This is a service specifically targeted at the needs of busy non-executive Directors. We aim to give you a “heads up” on the things that matter for NEDs in the week ahead – all in two minutes or less.
In this edition, we consider the upcoming deadlines for ASIC’s virtual meeting relief and the application received by the Takeovers Panel in relation to the affairs of Nex Metals Explorations Ltd.
In Over the Horizon, we consider some recent action in the M&A space – but this time in the context of cold feet, pulled bids and non-eventuating proposals.
GOVERNANCE & REGULATION
ASIC relief for virtual-only meetings due to expire. The ASIC Corporations (Virtual-only Meetings) Instrument 2022/129, which permits listed companies to hold virtual-only meetings, regardless of the provisions in their constitution, will expire tomorrow, 31 May 2022. From Wednesday, 1 June 2022, listed companies will only be able to hold virtual meetings if its constitution expressly permits it, in accordance with section 249R of the Corporations Act 2001 (Cth). The relief will continue for unlisted companies until 30 June 2022. If you are unsure as to whether your company’s constitution permits virtual meetings, we can review and advise.
LEGAL
Takeovers Panel receives application in relation to affairs of Nex Metals Explorations Ltd. The Takeovers Panel has received another application from Nex Metals Explorations Ltd (Nex Metals) in relation to its own affairs. Nex Metals is currently the subject of an off-market scrip takeover bid from Metalicity Ltd (Metalicity). Nex Metals submits that there are new material circumstances which render Metalicity’s bidder’s statement released in September last year (and supplementary statements later lodged) potentially misleading or deceptive. In particular, Nex Metals submits that the bidder’s statements should be revised because of a significant fall in the share prices of both Nex Metals and Metalicity, and the impact this has on the premiums communicated through those statements and because shareholders should be informed of Metalicity’s pro rata non-renounceable rights issue, which was announced after its bidder’s statement was issued. This application may provide further insight on the Panel’s approach to disclosure of movements in share price over a bid period, albeit the approach followed by the bidder in this case seems entirely consistent with market practice. See the Takeovers Panel’s media release.
OVER THE HORIZON
M&A activity – an exercise of both push and pull. As we expected, 2022 has so far been a year of heightened M&A activity, with several large transactions being announced, but also several falling foul of either bidder skittishness or target shareholder rebellion. Of course, it should be no surprise that some M&A deals will fail, particularly given heightened volatility. However, the abandoned approaches for Appen and Brambles were notable for their speed. Less than 10 hours after Canadian company Telus International announced its unsolicited $1.2 billion non-binding indicative bid for Appen Limited, it took its proposal off the table, despite Appen making it clear that it was open to negotiate with Telus. Brambles Limited released a response to media speculation on 16 May 2022, indicating that it has had preliminary engagement with CVC Capital Partners in regard to an unsolicited bid. The following day, Brambles announced that CVC advised it would not put forward a proposal nor conduct due diligence at this time, flagging external market volatility as the reason. In both instances, there was a near immediate reflection of shareholder disappointment in the share price for the would-be targets. Both transactions serve as a reminder to Directors about the importance of confidentiality but also an effective “leak response”, which extends to communication with shareholders in the event of an unsuccessful or abandoned approach.

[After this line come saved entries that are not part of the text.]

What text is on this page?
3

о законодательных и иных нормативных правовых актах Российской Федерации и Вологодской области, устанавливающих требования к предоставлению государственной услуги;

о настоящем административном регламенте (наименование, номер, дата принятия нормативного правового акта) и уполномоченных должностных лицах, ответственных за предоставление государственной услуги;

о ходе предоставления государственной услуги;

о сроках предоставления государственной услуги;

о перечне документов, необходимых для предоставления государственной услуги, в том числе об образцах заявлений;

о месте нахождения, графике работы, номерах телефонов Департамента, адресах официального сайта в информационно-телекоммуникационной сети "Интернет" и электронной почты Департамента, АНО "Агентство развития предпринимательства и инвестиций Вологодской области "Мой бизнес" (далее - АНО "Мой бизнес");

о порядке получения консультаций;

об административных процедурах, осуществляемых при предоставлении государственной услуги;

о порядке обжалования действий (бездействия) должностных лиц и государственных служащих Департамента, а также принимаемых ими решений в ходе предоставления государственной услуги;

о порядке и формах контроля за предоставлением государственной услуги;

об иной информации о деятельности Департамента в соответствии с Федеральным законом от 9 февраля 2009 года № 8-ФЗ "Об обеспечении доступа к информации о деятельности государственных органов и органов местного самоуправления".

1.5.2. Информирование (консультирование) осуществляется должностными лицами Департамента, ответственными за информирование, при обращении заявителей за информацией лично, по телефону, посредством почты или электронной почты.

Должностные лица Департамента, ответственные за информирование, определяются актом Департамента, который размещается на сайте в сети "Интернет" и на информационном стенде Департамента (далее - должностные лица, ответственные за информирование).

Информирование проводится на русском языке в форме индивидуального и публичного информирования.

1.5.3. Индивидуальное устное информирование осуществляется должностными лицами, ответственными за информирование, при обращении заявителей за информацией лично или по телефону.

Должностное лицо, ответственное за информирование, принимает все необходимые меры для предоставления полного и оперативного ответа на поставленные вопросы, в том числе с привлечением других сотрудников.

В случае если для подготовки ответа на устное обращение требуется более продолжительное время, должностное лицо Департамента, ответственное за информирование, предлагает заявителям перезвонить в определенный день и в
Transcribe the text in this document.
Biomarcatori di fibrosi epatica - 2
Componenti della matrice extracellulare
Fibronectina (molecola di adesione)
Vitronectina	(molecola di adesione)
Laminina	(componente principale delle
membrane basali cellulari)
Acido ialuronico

AGL and climate policy. Anyone who doubted that climate change issues would play a more important role in business decision making need look no further than today’s termination of the proposed AGL demerger following shareholder dissent mobilized by major shareholder Mike Cannon-Brookes. Attention will now turn to the outcome of a proposed strategic review into the company’s structure and operations. Time will tell whether this transaction will provide a catalyst for other large carbon emitters to accelerate their decarbonization strategies. Greater certainty over the direction of climate change policy under the new Labor government may well provide capital providers in the market with the impetus to fund more aggressive approaches.